18 comments on “The Good Wife: Doubt

  1. Sarah says:

    Another great review. Don’t know how I will survive the next three weeks. And thanks for the link. JC is so delicious.

  2. Dawn says:

    Enjoyed the review. I love this show. I hate having to wait 3 weeks. I agree that it’s ridiculous.

    • E says:

      Thanks! I guess the only upside is that in May, we should get a nice uninterrupted stretch of episodes. Really annoying, though.

  3. Hayley says:

    I thoroughly enjoy reading your reviews. This show is absolutely amazing.

    Why do American networks insist on having so many breaks during seasons? It can get quite confusing in knowing when a new episode airs. It’s not like that where I live :S

    • E says:

      Are you by chance British? I wish we had tv seasons more on that model – shorter seasons, plan it all out to tell the story you want, show it all in a row, then on to something else. Here, we get a mass of new shows in the fall, but then once you hit the end of November, it’s all completely irregular. There’s almost nothing at all in December, and then things are spotty until May.

  4. Liz says:

    I’ve enjoyed your reviews and commentary on my favorite show. Waiting for the next new show is torture, so I read up on everything TGW online while I wait. Your mention of L’Engle this week jumped out at me; which memoir are you referring to? I collect her books but couldn’t remember if I’d read that before or not.
    Keep up the great reviews, thanks! 🙂

  5. E says:

    Thanks, Liz!

    I suppose it is the downside of owning so many Madeleine L’Engle books that I actually have no idea which one that story comes up in. I don’t think it was one of the Crosswicks journals (which I adore); I’m more inclined to think it was one of the ones about writing, like Walking on Water or Madeleine L’Engle Herself. I’ll see if I can find where it is!

  6. Hanna says:

    so, exactly who is the “prosecution expert, …young and handsome . . .clear, concise and precise.”
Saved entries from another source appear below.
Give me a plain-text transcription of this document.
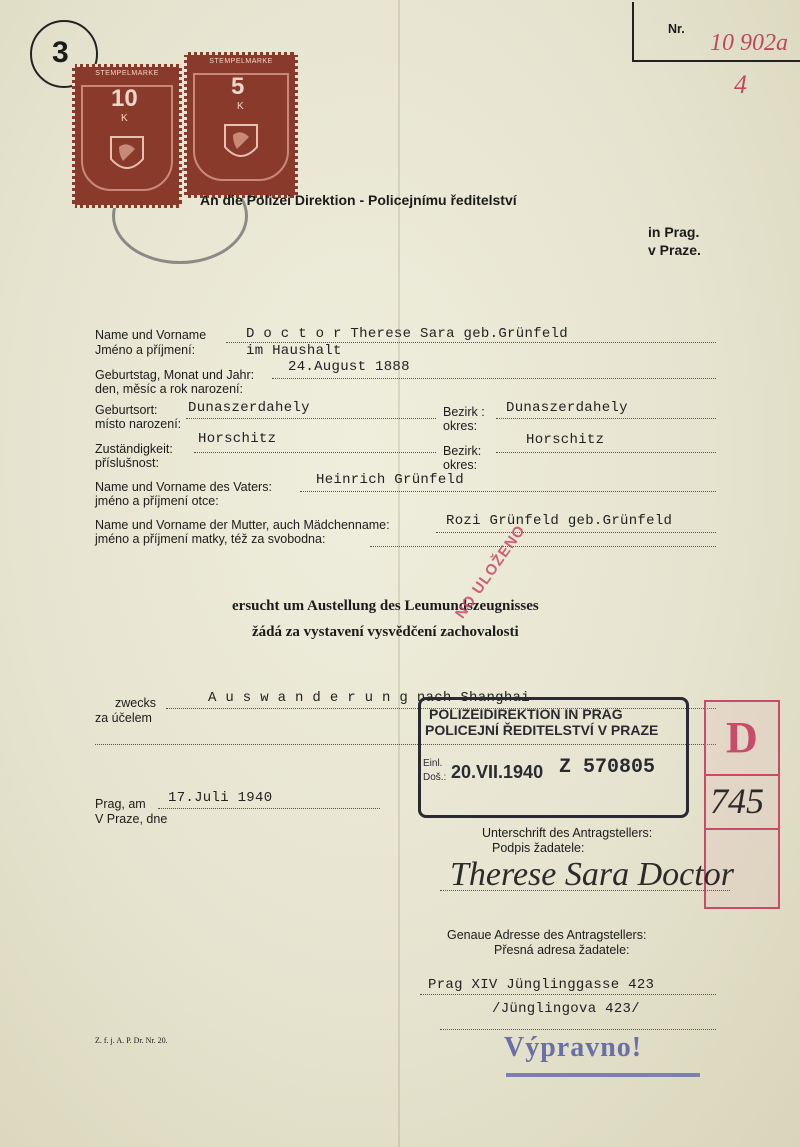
3
Nr.
10 902a
4
STEMPELMARKE
10
K
STEMPELMARKE
5
K
An die Polizei Direktion - Policejnímu ředitelství
in Prag.
v Praze.
Name und Vorname
Jméno a příjmení:
D o c t o r Therese Sara geb.Grünfeld
im Haushalt
Geburtstag, Monat und Jahr:
den, měsíc a rok narození:
24.August 1888
Geburtsort:
místo narození:
Dunaszerdahely	Bezirk :
okres:
Dunaszerdahely
Zuständigkeit:
příslušnost:
Horschitz
Bezirk:
okres:
Horschitz
Name und Vorname des Vaters:
jméno a příjmení otce:
Heinrich Grünfeld
Name und Vorname der Mutter, auch Mädchenname:
jméno a příjmení matky, též za svobodna:
Rozi Grünfeld geb.Grünfeld
ersucht um Austellung des Leumundszeugnisses
žádá za vystavení vysvědčení zachovalosti
zwecks
za účelem
A u s w a n d e r u n g nach Shanghai
Prag, am
V Praze, dne
17.Juli 1940
NO ULOŽENO
POLIZEIDIREKTION IN PRAG
POLICEJNÍ ŘEDITELSTVÍ V PRAZE
Einl.
Doš.: 20.VII.1940 Z 570805
D
745
Unterschrift des Antragstellers:
Podpis žadatele:
Therese Sara Doctor
Genaue Adresse des Antragstellers:
Přesná adresa žadatele:
Prag XIV Jünglinggasse 423
/Jünglingova 423/
Z. f. j. A. P. Dr. Nr. 20.	Výpravno!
    wow, what a looker–and that commanding voice…WOW!!

    • E says:

      I thought that was hilarious. The defense guy was such a fumbler, not to mention balding, round and sweaty; you have to feel like that prosecution expert got points just for his looks and demeanor. Which isn’t fair, of course, but that’s the game.

      Looks like the actor’s name is John Behlmann, btw.

  7. music says:

    Hi E!
    I’m wondering if you posted your review of Boom yet.
    Thanks!

  8. music says:

    hehe, I jumped a bit late in reading your posts so I got used to reading them after watching an episode. It’s like baking bread, it takes time so it’s just right!
    Don’t let me interrupt your inspiration (:

  9. music says:

    But please no spoilers for the remaining of the season. I’d hate to stop reading your recaps, as they are fun!